Haaland superbly exhibited the clueless, extremely anxious and kumbaya-singing Mary Ann, who relies on her therapist to figure out that she’s at a “crossroads” in her life. Her performance was superb.
Meanwhile, Howard’s acting was a little rigid at first, but she finally flowed, gradually revealing her skills. It was also impressive how her never-ending supply of energy fueled the angry, sexually dominant and workaholic persona.
MFA Jesse Easley took up the character of Tom, the formerly alcoholic father and disappointment of the family, who is now ridden with an amnesiac crippling disease. Easley displays an adorable and convincing act of an invalid, stirring delight and compassion.
The father-son relationships in this play provoked a lot of smiles in the audience. The amateur kidnappers, Rolly (fourth-year Will Cranmer) and Stevie (third-year Issak Olson) possessed good chemistry. In turn, Junior (MFA Ryan Welsh), the pathetic son-in-law, presented the perfect comic relief. Wimpy and uneasy, Junior relies on others to protect him.
The dark humor and sexual innuendo of the script tied in well with the soud design. Ominous yet playfully mischievous music played during the interstices of each scene.
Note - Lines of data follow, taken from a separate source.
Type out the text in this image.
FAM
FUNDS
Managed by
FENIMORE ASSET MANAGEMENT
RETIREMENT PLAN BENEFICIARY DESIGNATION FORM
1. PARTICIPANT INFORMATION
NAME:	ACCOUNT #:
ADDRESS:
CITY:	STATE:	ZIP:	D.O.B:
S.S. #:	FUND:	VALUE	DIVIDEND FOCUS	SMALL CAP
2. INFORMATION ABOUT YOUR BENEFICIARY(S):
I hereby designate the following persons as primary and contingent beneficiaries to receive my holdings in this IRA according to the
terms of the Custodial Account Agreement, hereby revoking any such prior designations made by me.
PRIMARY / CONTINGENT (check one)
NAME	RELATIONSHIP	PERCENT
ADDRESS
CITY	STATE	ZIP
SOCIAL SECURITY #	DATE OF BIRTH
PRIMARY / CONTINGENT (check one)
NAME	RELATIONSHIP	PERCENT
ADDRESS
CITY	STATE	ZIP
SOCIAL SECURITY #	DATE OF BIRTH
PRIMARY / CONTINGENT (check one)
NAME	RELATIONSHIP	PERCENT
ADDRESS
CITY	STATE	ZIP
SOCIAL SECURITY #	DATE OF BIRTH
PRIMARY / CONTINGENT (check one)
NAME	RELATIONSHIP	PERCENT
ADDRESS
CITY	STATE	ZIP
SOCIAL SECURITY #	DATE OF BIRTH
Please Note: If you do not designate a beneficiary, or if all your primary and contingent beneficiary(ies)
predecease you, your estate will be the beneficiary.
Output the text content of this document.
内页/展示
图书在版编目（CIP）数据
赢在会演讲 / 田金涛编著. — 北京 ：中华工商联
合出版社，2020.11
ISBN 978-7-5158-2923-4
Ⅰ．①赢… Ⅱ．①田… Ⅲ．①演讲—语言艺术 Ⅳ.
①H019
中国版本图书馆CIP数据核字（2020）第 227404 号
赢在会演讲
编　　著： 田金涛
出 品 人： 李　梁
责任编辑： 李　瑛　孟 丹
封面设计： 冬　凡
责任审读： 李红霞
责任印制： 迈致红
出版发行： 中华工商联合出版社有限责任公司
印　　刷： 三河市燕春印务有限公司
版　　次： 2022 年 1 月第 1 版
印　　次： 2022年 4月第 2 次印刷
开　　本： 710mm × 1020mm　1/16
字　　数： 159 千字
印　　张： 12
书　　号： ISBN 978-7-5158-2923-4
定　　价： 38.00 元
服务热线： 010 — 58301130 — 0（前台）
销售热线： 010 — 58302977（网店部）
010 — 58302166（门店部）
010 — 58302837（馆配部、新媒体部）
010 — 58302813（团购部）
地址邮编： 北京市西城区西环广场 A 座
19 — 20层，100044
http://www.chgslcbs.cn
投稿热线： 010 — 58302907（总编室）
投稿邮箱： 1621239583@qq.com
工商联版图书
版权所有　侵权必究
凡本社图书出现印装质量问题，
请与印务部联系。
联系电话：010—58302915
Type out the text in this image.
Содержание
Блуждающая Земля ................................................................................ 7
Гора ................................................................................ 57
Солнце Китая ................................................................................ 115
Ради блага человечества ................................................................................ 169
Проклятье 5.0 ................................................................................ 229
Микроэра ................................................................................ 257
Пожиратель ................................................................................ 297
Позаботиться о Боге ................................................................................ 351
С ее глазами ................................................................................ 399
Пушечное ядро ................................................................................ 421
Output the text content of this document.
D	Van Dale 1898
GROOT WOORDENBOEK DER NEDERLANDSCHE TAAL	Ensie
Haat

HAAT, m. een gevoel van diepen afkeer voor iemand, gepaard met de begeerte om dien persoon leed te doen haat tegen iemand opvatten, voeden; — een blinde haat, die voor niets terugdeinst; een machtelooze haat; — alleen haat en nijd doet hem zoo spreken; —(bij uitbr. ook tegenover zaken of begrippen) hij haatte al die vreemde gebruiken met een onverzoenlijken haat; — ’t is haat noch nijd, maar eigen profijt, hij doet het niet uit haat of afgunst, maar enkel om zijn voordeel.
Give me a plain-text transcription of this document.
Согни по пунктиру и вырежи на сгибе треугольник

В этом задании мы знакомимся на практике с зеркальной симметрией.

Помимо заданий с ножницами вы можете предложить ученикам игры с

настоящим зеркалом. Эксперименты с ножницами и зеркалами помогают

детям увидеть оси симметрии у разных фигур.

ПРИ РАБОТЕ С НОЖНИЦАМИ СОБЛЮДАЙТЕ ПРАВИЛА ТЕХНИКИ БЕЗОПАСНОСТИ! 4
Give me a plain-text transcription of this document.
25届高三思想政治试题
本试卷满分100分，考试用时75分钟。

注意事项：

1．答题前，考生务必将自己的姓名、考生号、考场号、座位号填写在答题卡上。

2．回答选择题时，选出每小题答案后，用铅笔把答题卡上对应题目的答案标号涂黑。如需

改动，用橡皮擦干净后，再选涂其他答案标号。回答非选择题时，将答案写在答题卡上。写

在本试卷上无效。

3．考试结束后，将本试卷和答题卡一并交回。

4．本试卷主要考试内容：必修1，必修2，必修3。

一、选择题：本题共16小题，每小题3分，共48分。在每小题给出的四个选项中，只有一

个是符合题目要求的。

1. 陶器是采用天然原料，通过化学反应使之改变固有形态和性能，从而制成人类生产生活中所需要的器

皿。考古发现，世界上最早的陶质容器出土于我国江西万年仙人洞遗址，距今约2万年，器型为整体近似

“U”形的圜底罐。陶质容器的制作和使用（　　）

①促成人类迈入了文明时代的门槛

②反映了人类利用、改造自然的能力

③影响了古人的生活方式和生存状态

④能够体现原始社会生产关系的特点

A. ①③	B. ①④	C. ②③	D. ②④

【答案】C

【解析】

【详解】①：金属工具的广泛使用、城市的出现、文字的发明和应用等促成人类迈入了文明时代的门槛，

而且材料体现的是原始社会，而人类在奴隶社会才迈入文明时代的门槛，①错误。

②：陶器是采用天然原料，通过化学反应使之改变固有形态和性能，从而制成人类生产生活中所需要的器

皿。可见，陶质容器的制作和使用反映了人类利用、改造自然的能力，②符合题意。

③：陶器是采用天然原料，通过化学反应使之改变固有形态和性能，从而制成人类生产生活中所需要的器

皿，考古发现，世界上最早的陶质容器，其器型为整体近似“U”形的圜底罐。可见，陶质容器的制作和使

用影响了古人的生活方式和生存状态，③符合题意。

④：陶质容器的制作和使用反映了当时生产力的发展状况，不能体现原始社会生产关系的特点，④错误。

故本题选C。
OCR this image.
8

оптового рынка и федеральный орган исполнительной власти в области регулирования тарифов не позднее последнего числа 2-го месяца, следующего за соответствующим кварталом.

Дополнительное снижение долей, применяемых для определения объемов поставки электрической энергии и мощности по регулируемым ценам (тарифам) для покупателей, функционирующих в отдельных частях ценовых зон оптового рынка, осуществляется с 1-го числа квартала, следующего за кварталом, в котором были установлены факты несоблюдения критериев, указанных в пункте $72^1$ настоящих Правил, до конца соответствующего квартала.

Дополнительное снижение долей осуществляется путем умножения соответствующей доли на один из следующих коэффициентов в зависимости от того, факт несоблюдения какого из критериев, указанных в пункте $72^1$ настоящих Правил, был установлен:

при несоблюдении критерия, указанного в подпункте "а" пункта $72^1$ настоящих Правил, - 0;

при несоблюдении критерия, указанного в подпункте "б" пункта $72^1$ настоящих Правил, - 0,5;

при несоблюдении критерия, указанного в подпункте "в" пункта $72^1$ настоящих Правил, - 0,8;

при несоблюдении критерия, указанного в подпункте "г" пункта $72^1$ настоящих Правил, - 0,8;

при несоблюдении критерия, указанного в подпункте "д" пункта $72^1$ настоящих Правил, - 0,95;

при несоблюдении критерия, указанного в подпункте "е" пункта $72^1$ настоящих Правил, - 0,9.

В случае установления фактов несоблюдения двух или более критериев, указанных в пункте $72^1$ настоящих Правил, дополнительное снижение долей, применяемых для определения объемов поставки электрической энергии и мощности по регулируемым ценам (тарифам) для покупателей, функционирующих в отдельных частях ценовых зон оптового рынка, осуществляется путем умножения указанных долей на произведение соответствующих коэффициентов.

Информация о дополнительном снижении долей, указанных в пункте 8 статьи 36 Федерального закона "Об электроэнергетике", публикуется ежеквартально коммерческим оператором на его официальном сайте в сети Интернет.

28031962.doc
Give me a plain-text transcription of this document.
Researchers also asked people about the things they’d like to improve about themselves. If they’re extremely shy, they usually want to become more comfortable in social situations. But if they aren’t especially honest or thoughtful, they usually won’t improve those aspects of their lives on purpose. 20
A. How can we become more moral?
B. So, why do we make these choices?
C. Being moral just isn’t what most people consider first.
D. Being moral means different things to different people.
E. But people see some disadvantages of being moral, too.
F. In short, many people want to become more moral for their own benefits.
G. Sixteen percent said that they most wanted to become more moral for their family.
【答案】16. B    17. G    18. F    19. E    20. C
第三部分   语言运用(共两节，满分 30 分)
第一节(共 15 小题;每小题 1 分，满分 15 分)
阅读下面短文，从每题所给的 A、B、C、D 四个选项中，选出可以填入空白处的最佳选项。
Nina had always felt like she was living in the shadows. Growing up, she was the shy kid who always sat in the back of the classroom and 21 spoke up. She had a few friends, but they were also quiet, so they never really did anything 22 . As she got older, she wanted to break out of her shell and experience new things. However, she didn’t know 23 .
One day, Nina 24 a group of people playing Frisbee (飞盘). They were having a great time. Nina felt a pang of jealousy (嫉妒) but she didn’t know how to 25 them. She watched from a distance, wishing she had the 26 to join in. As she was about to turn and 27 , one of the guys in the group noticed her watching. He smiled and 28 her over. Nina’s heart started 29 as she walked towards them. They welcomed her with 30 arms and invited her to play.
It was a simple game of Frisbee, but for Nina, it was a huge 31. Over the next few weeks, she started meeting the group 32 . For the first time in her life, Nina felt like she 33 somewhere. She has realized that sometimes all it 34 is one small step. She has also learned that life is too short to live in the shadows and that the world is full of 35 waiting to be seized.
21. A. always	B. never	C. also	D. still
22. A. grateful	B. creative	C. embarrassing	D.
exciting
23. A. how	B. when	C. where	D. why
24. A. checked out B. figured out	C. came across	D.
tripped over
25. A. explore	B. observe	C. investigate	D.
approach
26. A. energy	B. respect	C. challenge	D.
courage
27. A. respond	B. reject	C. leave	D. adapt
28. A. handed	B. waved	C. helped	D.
Of course, underneath the comedy, a theme certainly sticks out. ”Escape from Happiness” speaks to everyone about the level of craziness in his/her home. It questions the criteria for a perfect family, and the need for a family, however dysfunctional, to stick together and recognize each unique self within the family unit.
Also, the idea of community is emphasized by the corruption of the local police, though it isn’t as explicitly explored as much as it could be.
By the end, audience members choked with gleeful laughter until they were red in the face. Unfortunately, although the jokes were witty, the play tried too hard at creating farcical comedy. There was an unsatisfying focus on the story, which inevitably waned in favor of the family’s antics. Fortunately, the final scene closed on a good, pondering note.
Overall, it was an entertaining night mashed with profanity, physical violence, and family values. ”Escape From Happiness” offered a good escape — if not towards happiness, then at least to a few hours of laughing out of your seat.